Mormon Church still opposes marriage equality

But hey, they'll baptize your kids now.

In case anybody forgot, the leader of the Church of Jesus Christ and Latter Day Saints made clear in a speech the institution remains opposed to marriage equality. But at least it stopped punishing children for the supposed sins of their parents, he said

Church president Russell Nelson told students at Brigham Young University that God's law said marriage must be between a man and a woman.

"God has not changed His definition of marriage," he said in remarks published by BYU.

That said, the church highlighted a decision to rescind a 2015 policy banning the baptism of children of parents in gay or lesbian relationships. In his BYU speech, Nelson noted the "heartache" caused by so-called "policy of exclusion."

"That grieved us," he said.

The Mormon Church rescinded that policy in April.
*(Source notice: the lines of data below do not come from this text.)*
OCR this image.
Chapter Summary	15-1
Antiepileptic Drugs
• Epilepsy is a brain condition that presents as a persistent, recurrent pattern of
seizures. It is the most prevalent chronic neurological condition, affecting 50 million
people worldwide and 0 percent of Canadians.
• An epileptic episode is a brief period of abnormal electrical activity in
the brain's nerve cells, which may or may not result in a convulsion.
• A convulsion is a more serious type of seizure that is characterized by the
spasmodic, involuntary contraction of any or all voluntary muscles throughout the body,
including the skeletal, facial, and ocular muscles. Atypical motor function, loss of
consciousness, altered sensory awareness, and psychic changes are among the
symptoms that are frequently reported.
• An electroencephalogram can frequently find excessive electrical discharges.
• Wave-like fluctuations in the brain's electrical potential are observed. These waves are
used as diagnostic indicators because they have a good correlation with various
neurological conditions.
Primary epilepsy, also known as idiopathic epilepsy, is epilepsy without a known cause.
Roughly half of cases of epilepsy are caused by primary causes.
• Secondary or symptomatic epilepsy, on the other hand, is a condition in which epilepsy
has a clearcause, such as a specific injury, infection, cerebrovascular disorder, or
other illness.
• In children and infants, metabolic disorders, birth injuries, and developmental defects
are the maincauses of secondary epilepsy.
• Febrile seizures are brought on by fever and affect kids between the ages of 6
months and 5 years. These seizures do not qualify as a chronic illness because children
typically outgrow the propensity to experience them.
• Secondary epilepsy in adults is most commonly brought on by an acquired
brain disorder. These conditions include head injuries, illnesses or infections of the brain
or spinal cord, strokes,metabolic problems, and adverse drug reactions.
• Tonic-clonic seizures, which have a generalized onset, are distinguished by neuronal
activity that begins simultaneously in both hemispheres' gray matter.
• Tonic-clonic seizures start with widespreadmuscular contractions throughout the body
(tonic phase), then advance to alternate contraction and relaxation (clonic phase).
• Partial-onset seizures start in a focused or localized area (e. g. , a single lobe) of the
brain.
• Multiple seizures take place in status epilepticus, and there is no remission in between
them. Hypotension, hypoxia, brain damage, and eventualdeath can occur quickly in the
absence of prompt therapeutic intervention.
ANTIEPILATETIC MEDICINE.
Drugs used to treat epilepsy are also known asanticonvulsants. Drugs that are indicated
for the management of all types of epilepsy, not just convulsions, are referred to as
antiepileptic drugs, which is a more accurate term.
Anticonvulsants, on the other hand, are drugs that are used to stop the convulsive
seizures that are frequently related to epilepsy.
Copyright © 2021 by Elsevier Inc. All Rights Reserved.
For the four years prior, all members of the church in same-sex marriages were labeled apostates, and their children were barred from being blessed in the faith until at least age 18.

"Our concern then, and one we discussed at length and prayed about fervently over a long period of time, was to find a way to reduce friction between gay or lesbian parents and their children," Nelson said. "We wanted to facilitate harmony in the home and avoid pitting children and parents against each other."

The church still labels the parents in such situations as "serious transgressors" but will no longer deny baptism in the church to children.

But Nelson, who became church president in January 2018, said the church needs to carve out a compassionate space for LGBTQ members.

The church views church presidents as modern-day prophets.